In order to use Redfin the buyer must be pre-qualified by a mortgage officer for an amount sufficient to finance the property and has to sign the Redfin Buyer's Agency agreement. The latter requirement will probably entitle Redfin to try to collect a commission should a buyer make an offer through another agent or directly to a FSBO without resigning that buyer agency agreement in writing. Rules, however, vary from state to state. The buyer may not have a buyer's agency agreement with any other broker or must resign that in wiring, nor can he have an open offer on another property. Interestingly, the buyer cannot have toured properties with an agent referred by Redfin; that is a Redfin Connect agent. This is worded on the Redfin site to imply that one cannot have toured ANY property with a Redfin Connect agent, not just the property on which one is making the offer. At least they are protecting their own!

How does it work for the consumer?

It will probably be an overall advantage to the seller. It is easy to see listing brokers cutting commissions at the table to make their own offers more competitive with those coming from Redfin, but there are listing agents who will dig in their heels and refuse to show properties to Redfin customers even in violation of Realtor ethics. This removes potential buyers from the pool. More likely listing agents will eventually reduce the split, the portion of the commission they offer to the selling agent.

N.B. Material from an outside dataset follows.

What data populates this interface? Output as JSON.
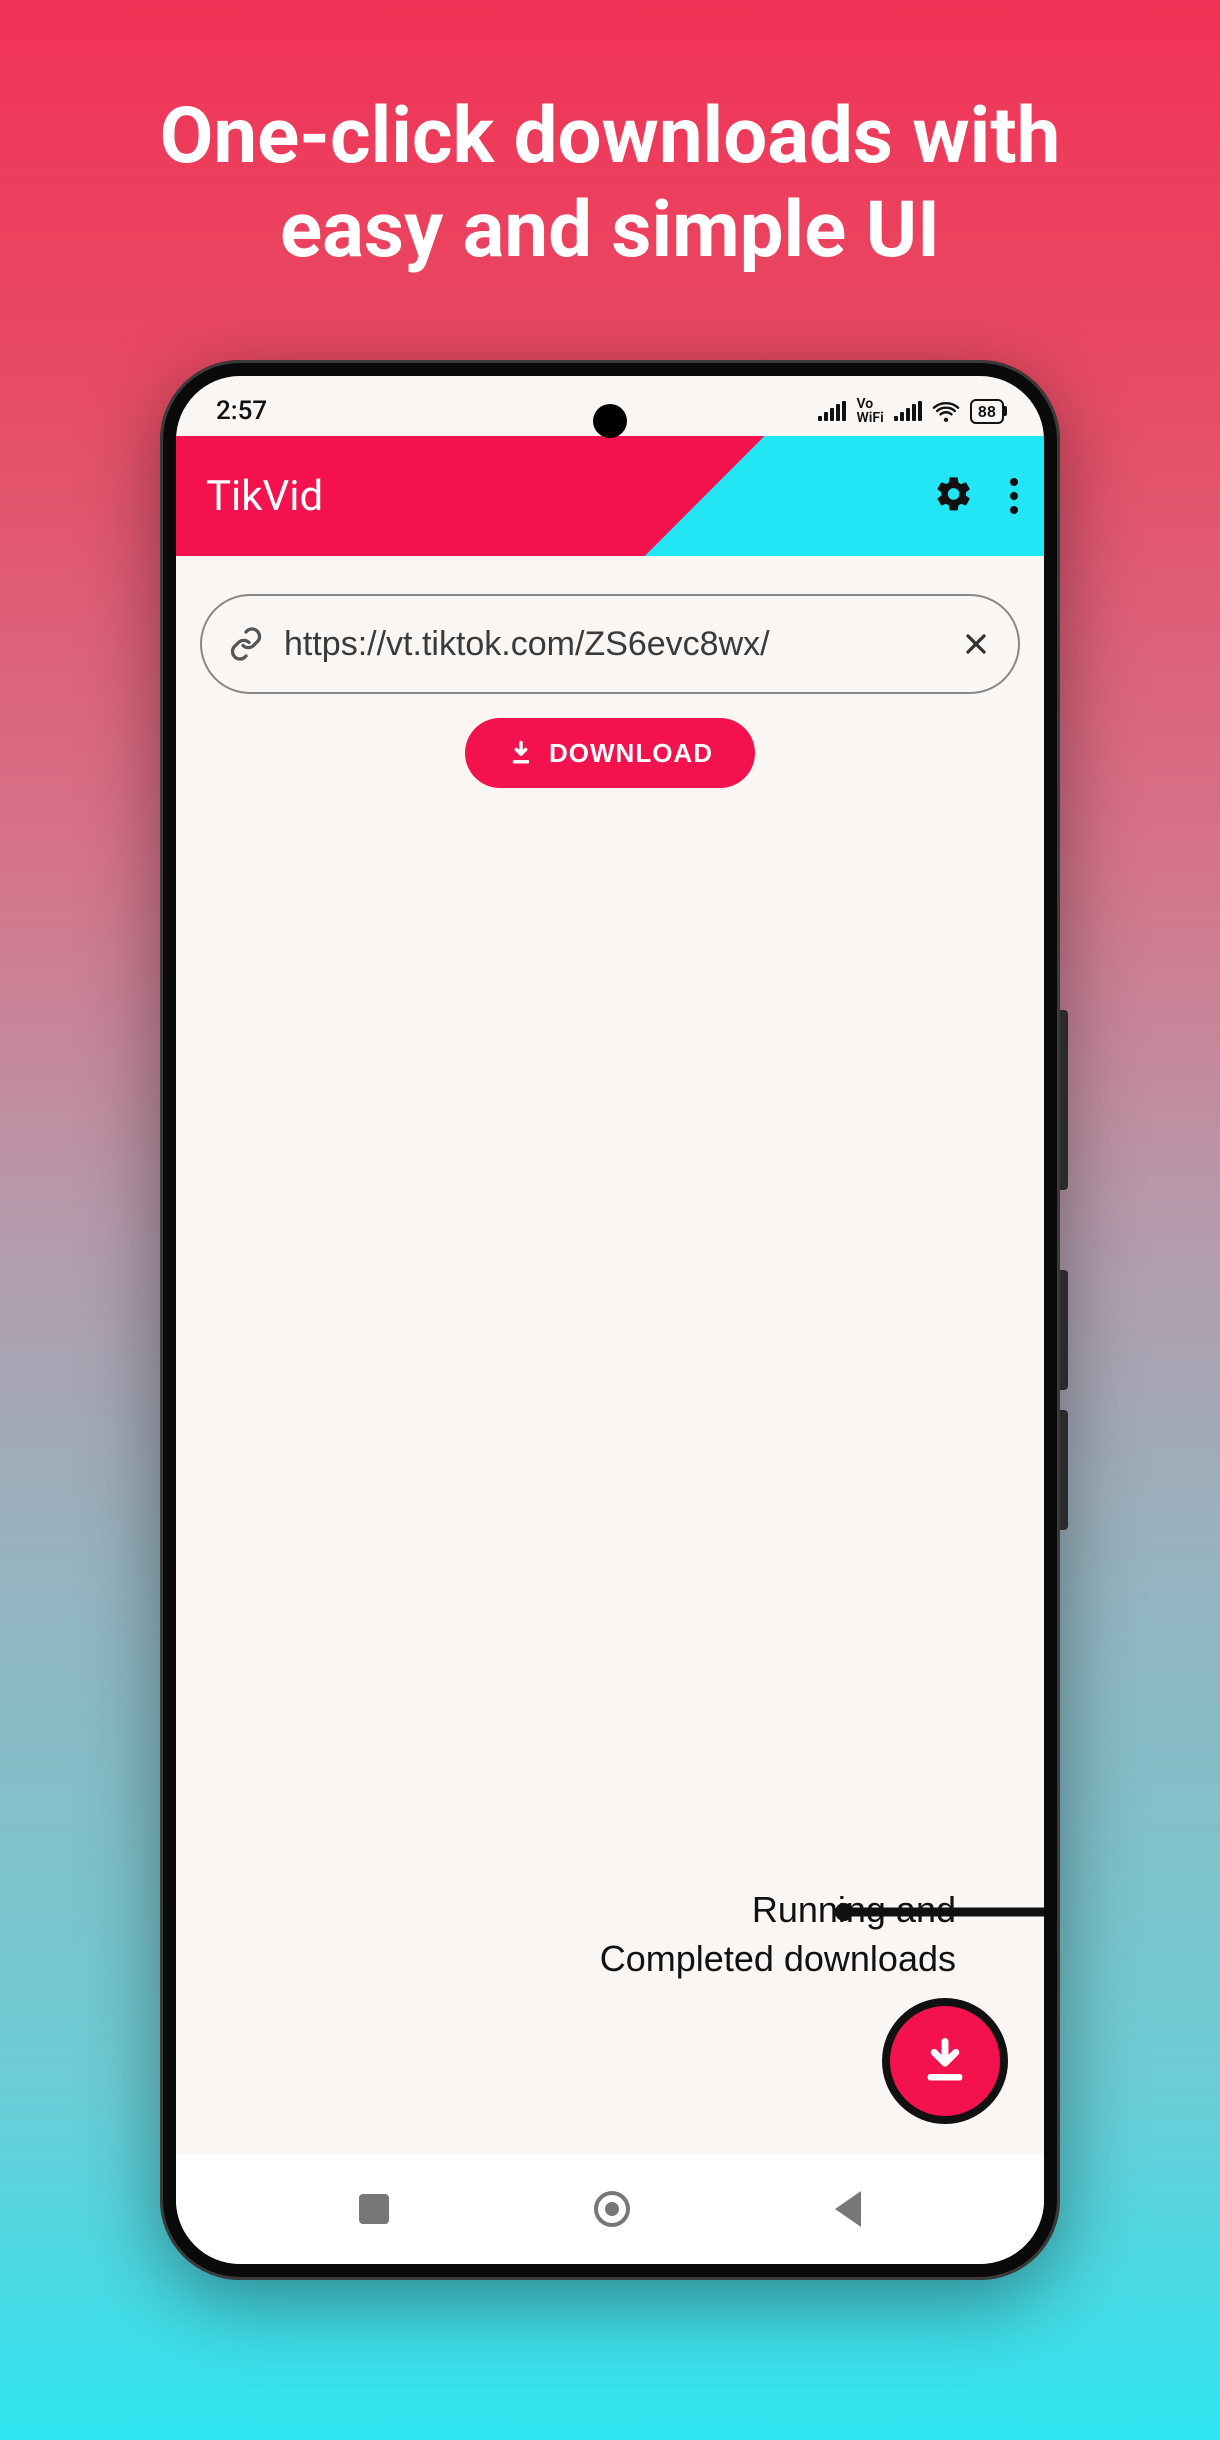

This split is usually 50 percent but there is no rule as long as the percentage is published and the listing agent has a good argument here that he is doing more than his share of the work.

The buyer who opts to use Redfin might make out handsomely with a very generous rebate at closing, particularly if the market is one tipped toward the buyer. However, in the critical initial steps of buying a house he is on his own learning about neighborhoods, getting a handle on the process, and could find himself in some very awkward situations trying to actually see the house. In some states the listing agent would be within his rights for liability reasons to insist that the buyer be accompanied by his buyer's agent on any visit to the listed property.

Once the offer is made, and again this will not be so prevalent in a buyers' market, the listing agent is in the catbird seat. That agent can reduce her commission to favor her own offer, or convince the seller of the "inconvenience" or "danger" of dealing with a virtual site rather than a familiar brick and mortar neighborhood business.

Perhaps the real question is whether real estate, at least on the buyer end, is moving toward a fee for service model with agents paid by salary rather than commission. This is not the first version to be tried. Before DeWolfe Real Estate was bought by Coldwell Banker in 2002 it was experimenting with a model on Cape Cod in which two separate sales staffs were maintained. The first was a selling team that took listings on a traditional commission basis and the second was a sales team which represented buyers on salary (although ultimately that was founded through commissions from the selling end.) The merger came before results of the experiment could be weighed, but there is no question that more and more firms will be playing around with different concepts and bringing real estate into a brave new world.